The former “world’s strongest” boy Richard Sandrak — better known as “Little Hercules” — has revealed that being a kid bodybuilder wasn’t all it was pumped up to be.

In a viral interview with the Metro 25 years after he blew up, the now-unrecognizable ex-Adonis revealed that his seemingly prodigious childhood was fraught with abuse and manipulation.

“When people talk about a childhood memory, it’s usually associated with something positive. I can’t really relate,” Sandrak, 32, told the outlet. “For me, it was a daily occurrence to where I was physically and emotionally abused by my dad.”

Born in Ukraine to a martial arts world champion father and an aerobics-star mother, the well-muscled wunderkind seemed destined to become famous for his physique.

Sandrak was working out every day by the time he was 5. By age 8, he could bench press three times his body weight and boasted rock-hard pecs and abs that were so well-defined, they looked Photoshopped.

After emigration to the U.S., Sandrak quickly took the world by storm, competing in bodybuilding contests all over the globe and earning the title “the strongest boy in the world.”

During Little Hercules’ halcyon days, he rubbed elbows with the likes of muscle mavens Arnold Schwarzenegger and “The Incredible Hulk” star Lou Ferrigno and even landed a spot in the flick “Tiny Tarzan,” the Daily Mail reported.

The iron-pumping prodigy also appeared on primetime TV, chatting with Jimmy Kimmel, Howard Stern and other media personalities.

However, while on the surface everything seemed Hulk-y dory, there was a dark side to Sandrak’s success.

Alarm bells were set off with the release of the 2005 documentary “The World’s Strongest Boy,” which depicted the grueling training regimen the child had to endure, including a stringent “athlete’s diet” devoid of the treats enjoyed by kids his age in the 1990s.

As a result, he developed an unnatural physique with dangerously low levels of body fat.

The jacked tyke also suffered appalling mental and physical abuse at the hands of his father and trainer Pavel Sandrak, who forced him to lift weights and practice martial arts for up to “eight hours a day.”

“My father would often go into rage fits and what would start as a normal workout ended up with me doing a triple split kick for 12 hours,” Sandrak recalled. “There were more times than I can count where a simple training session turned into what felt like a really intense hostage situation.”

The mini Samson was even forced to do squats while watching TV.

To make matters worse, Sandrak said he didn’t even choose bodybuilding as a career path — he was “physically beaten into it,” he said.

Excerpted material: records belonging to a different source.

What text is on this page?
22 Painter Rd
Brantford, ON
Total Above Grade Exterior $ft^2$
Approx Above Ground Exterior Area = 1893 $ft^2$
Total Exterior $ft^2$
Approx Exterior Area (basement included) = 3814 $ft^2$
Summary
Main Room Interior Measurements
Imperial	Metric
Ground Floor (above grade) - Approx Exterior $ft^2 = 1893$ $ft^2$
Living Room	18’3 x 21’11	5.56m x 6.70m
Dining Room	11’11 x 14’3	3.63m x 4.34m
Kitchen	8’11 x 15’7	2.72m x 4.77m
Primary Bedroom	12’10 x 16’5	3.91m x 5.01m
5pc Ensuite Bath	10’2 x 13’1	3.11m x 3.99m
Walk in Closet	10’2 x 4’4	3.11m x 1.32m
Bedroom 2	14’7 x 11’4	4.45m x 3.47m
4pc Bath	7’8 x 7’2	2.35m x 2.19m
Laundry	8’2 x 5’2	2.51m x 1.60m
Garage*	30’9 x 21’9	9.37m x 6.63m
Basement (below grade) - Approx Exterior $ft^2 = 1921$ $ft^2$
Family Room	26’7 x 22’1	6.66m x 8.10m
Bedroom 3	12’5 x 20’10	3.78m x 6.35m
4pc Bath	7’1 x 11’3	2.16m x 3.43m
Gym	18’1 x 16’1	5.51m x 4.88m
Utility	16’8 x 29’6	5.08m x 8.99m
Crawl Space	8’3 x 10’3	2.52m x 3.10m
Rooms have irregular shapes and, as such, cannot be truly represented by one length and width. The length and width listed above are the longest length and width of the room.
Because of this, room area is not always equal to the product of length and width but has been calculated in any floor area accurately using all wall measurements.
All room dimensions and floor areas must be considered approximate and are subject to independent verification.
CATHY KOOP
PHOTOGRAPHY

“My dad was very abusive,” recalled the unwilling gym shark. “I learned early on not to ask to stop. You grit your teeth and keep doing what you’re told.”

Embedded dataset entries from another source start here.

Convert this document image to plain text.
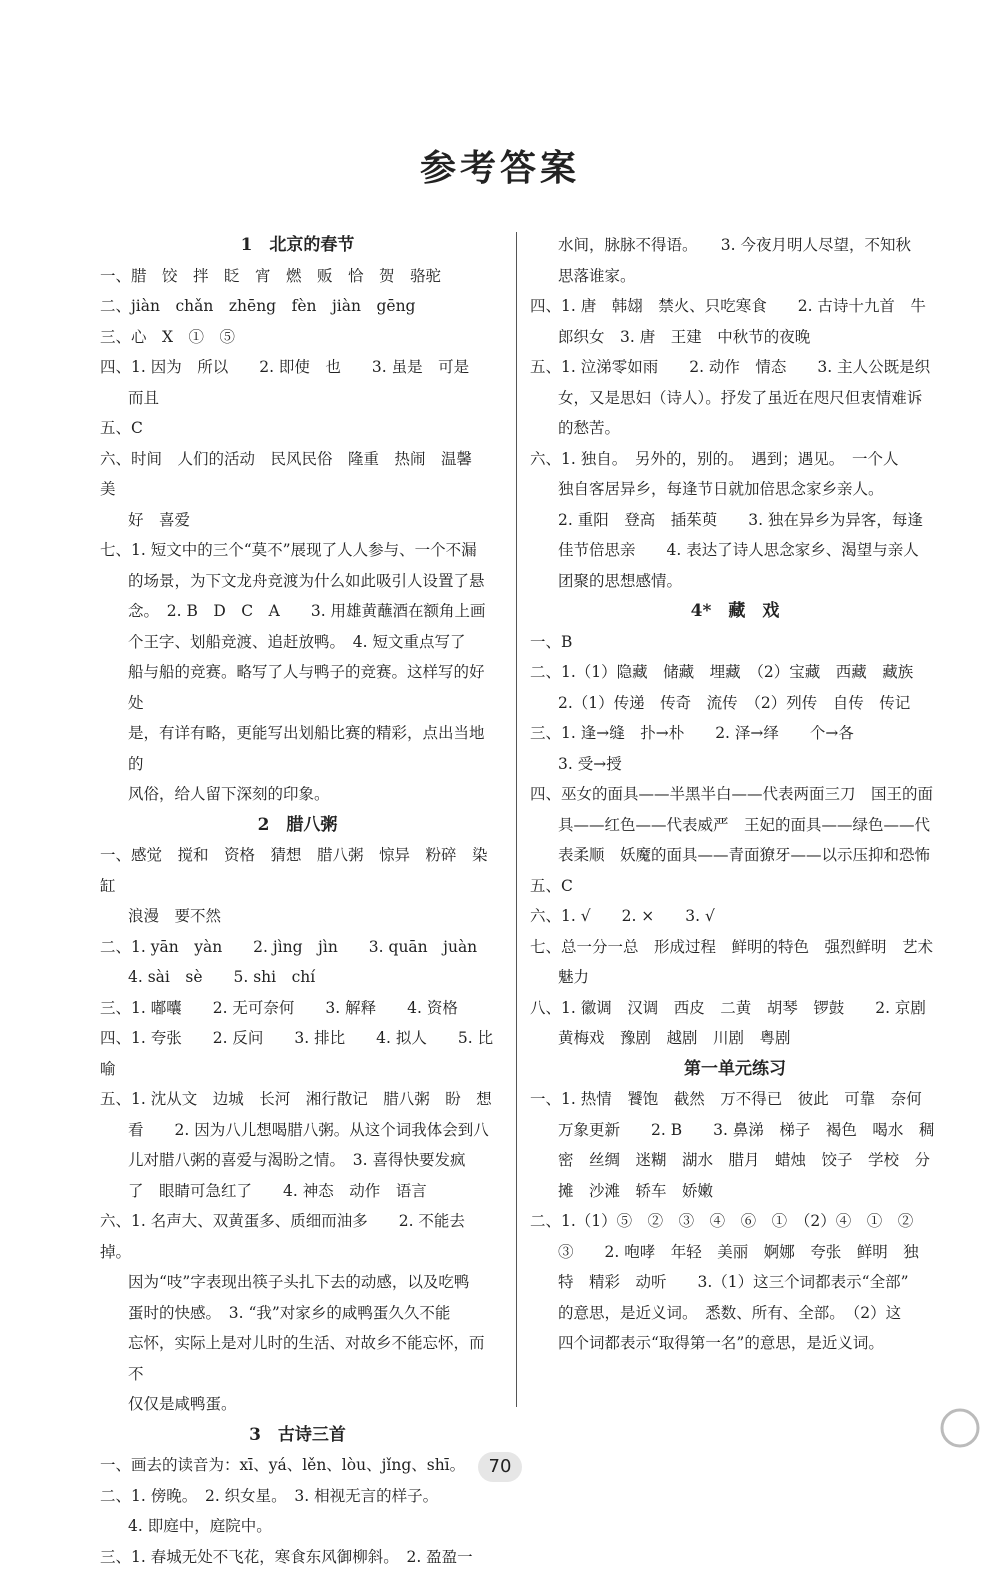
参考答案
1　北京的春节
一、腊　饺　拌　眨　宵　燃　贩　恰　贺　骆驼
二、jiàn　chǎn　zhēng　fèn　jiàn　gēng
三、心　X　①　⑤
四、1. 因为　所以　　2. 即使　也　　3. 虽是　可是
而且
五、C
六、时间　人们的活动　民风民俗　隆重　热闹　温馨　美
好　喜爱
七、1. 短文中的三个“莫不”展现了人人参与、一个不漏
的场景，为下文龙舟竞渡为什么如此吸引人设置了悬
念。　2. B　D　C　A　　3. 用雄黄蘸酒在额角上画
个王字、划船竞渡、追赶放鸭。　4. 短文重点写了
船与船的竞赛。略写了人与鸭子的竞赛。这样写的好处
是，有详有略，更能写出划船比赛的精彩，点出当地的
风俗，给人留下深刻的印象。
2　腊八粥
一、感觉　搅和　资格　猜想　腊八粥　惊异　粉碎　染缸
浪漫　要不然
二、1. yān　yàn　　2. jìng　jìn　　3. quān　juàn
4. sài　sè　　5. shi　chí
三、1. 嘟囔　　2. 无可奈何　　3. 解释　　4. 资格
四、1. 夸张　　2. 反问　　3. 排比　　4. 拟人　　5. 比喻
五、1. 沈从文　边城　长河　湘行散记　腊八粥　盼　想
看　　2. 因为八儿想喝腊八粥。从这个词我体会到八
儿对腊八粥的喜爱与渴盼之情。　3. 喜得快要发疯
了　眼睛可急红了　　4. 神态　动作　语言
六、1. 名声大、双黄蛋多、质细而油多　　2. 不能去掉。
因为“吱”字表现出筷子头扎下去的动感，以及吃鸭
蛋时的快感。　3. “我”对家乡的咸鸭蛋久久不能
忘怀，实际上是对儿时的生活、对故乡不能忘怀，而不
仅仅是咸鸭蛋。
3　古诗三首
一、画去的读音为：xī、yá、lěn、lòu、jǐng、shī。
二、1. 傍晚。　2. 织女星。　3. 相视无言的样子。
4. 即庭中，庭院中。
三、1. 春城无处不飞花，寒食东风御柳斜。　2. 盈盈一
水间，脉脉不得语。　　3. 今夜月明人尽望，不知秋
思落谁家。
四、1. 唐　韩翃　禁火、只吃寒食　　2. 古诗十九首　牛
郎织女　3. 唐　王建　中秋节的夜晚
五、1. 泣涕零如雨　　2. 动作　情态　　3. 主人公既是织
女，又是思妇（诗人）。抒发了虽近在咫尺但衷情难诉
的愁苦。
六、1. 独自。　另外的，别的。　遇到；遇见。　一个人
独自客居异乡，每逢节日就加倍思念家乡亲人。
2. 重阳　登高　插茱萸　　3. 独在异乡为异客，每逢
佳节倍思亲　　4. 表达了诗人思念家乡、渴望与亲人
团聚的思想感情。
4*　藏　戏
一、B
二、1.（1）隐藏　储藏　埋藏　（2）宝藏　西藏　藏族
2.（1）传递　传奇　流传　（2）列传　自传　传记
三、1. 逢→缝　扑→朴　　2. 泽→绎　　个→各
3. 受→授
四、巫女的面具——半黑半白——代表两面三刀　国王的面
具——红色——代表威严　王妃的面具——绿色——代
表柔顺　妖魔的面具——青面獠牙——以示压抑和恐怖
五、C
六、1. √　　2. ×　　3. √
七、总一分一总　形成过程　鲜明的特色　强烈鲜明　艺术
魅力
八、1. 徽调　汉调　西皮　二黄　胡琴　锣鼓　　2. 京剧
黄梅戏　豫剧　越剧　川剧　粤剧
第一单元练习
一、1. 热情　饕饱　截然　万不得已　彼此　可靠　奈何
万象更新　　2. B　　3. 鼻涕　梯子　褐色　喝水　稠
密　丝绸　迷糊　湖水　腊月　蜡烛　饺子　学校　分
摊　沙滩　轿车　娇嫩
二、1.（1）⑤　②　③　④　⑥　①　（2）④　①　②
③　　2. 咆哮　年轻　美丽　婀娜　夸张　鲜明　独
特　精彩　动听　　3.（1）这三个词都表示“全部”
的意思，是近义词。　悉数、所有、全部。　（2）这
四个词都表示“取得第一名”的意思，是近义词。
70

Salvation came around 2003 when Sandrak’s father was jailed and deported to Ukraine following a particularly violent assault on his mother Lena that year.

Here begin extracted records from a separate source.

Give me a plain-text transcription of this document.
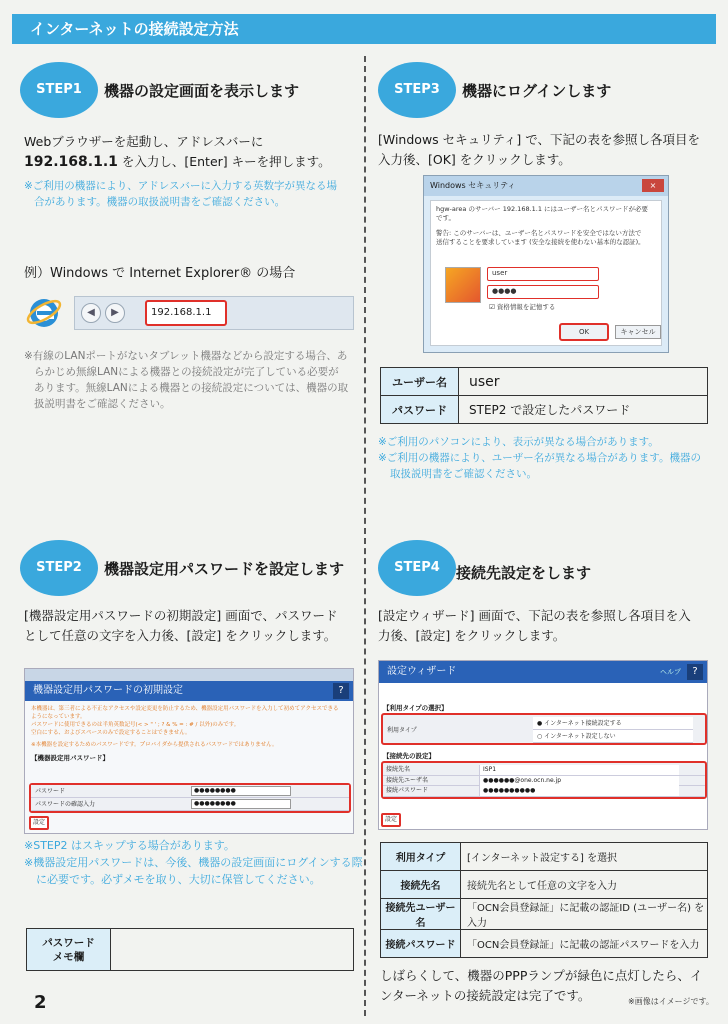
インターネットの接続設定方法
STEP1	機器の設定画面を表示します
Webブラウザーを起動し、アドレスバーに
192.168.1.1 を入力し、[Enter] キーを押します。
※ご利用の機器により、アドレスバーに入力する英数字が異なる場
合があります。機器の取扱説明書をご確認ください。
例）Windows で Internet Explorer® の場合
◀	▶	192.168.1.1
※有線のLANポートがないタブレット機器などから設定する場合、あ
らかじめ無線LANによる機器との接続設定が完了している必要が
あります。無線LANによる機器との接続設定については、機器の取
扱説明書をご確認ください。
STEP3	機器にログインします
[Windows セキュリティ] で、下記の表を参照し各項目を
入力後、[OK] をクリックします。
Windows セキュリティ	×
hgw-area のサーバー 192.168.1.1 にはユーザー名とパスワードが必要
です。
警告: このサーバーは、ユーザー名とパスワードを安全ではない方法で
送信することを要求しています (安全な接続を使わない基本的な認証)。
user
●●●●
☑ 資格情報を記憶する
OK	キャンセル
ユーザー名	user
パスワード	STEP2 で設定したパスワード
※ご利用のパソコンにより、表示が異なる場合があります。
※ご利用の機器により、ユーザー名が異なる場合があります。機器の
取扱説明書をご確認ください。
STEP2	機器設定用パスワードを設定します
[機器設定用パスワードの初期設定] 画面で、パスワード
として任意の文字を入力後、[設定] をクリックします。
機器設定用パスワードの初期設定	?
本機器は、第三者による不正なアクセスや設定変更を防止するため、機器設定用パスワードを入力して初めてアクセスできる
ようになっています。
パスワードに使用できるのは半角英数記号(< > " ' ; ? & % = : # / 以外)のみです。
空白にする、およびスペースのみで設定することはできません。
※本機器を設定するためのパスワードです。プロバイダから提供されるパスワードではありません。
【機器設定用パスワード】
パスワード	●●●●●●●●
パスワードの確認入力	●●●●●●●●
設定
※STEP2 はスキップする場合があります。
※機器設定用パスワードは、今後、機器の設定画面にログインする際
に必要です。必ずメモを取り、大切に保管してください。
パスワード
メモ欄

STEP4	接続先設定をします
[設定ウィザード] 画面で、下記の表を参照し各項目を入
力後、[設定] をクリックします。
設定ウィザード	ヘルプ	?
【利用タイプの選択】
利用タイプ
● インターネット接続設定する
○ インターネット設定しない
【接続先の設定】
接続先名	ISP1
接続先ユーザ名	●●●●●●@one.ocn.ne.jp
接続パスワード	●●●●●●●●●●
設定
利用タイプ	[インターネット設定する] を選択
接続先名	接続先名として任意の文字を入力
接続先ユーザー名	「OCN会員登録証」に記載の認証ID (ユーザー名) を入力
接続パスワード	「OCN会員登録証」に記載の認証パスワードを入力
しばらくして、機器のPPPランプが緑色に点灯したら、イ
ンターネットの接続設定は完了です。	※画像はイメージです。
2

The absence of a father was transformational for the adolescent, who was finally free to forge his own path.

Sandrak gave up weightlifting at age 16 to pursue other sports like gymnastics, swimming, diving, basketball and skateboarding.

“Weightlifting was almost like PTSD in a sense,” he said. “It was connected to my past. I got tired of everything being based around my body.”

Unfortunately, due to his militant upbringing, Sandrak found himself “socially inept and unable to communicate properly” with his peers like a ripped fish out of water.

He eventually turned to the bottle, which seemed normal given that he’d drunk his first drop at age 9 and had been exposed to the liquor-laden life of a child star in LA.

“I would party a lot and anything I did, I made sure I always had alcohol around,” recalled Sandrak, who was downing a bottle of tequila a day at his lowest point.

Hitting rock bottom provided a wake-up call for Sandrak, who eventually quit boozing and has now been sober for a year.

These days, the former child sensation enjoys a quiet existence as a retail manager in Los Angeles, where he lives with his lawyer girlfriend and two cats, Miko and Mushu.

Despite leaving the bodybuilding life behind, Sandrak hasn’t entirely given up on fitness, either: He is currently considering a career as a personal trainer and nutritionist.

“When I look back at all I have been through, it feels like I’m looking back at a different person’s life,” he said. “And I’d say I’m mostly happy with the person I am today.”

Sandrak added that he hasn’t seen his father — who he claims never apologized for his actions — since he was deported, nor does he have any interest in reconnecting with him.

“I will always hold resentment towards him. They say ‘forgive and forget,’” Sandrak told Metro. “I may be willing to forgive, but I will never forget.’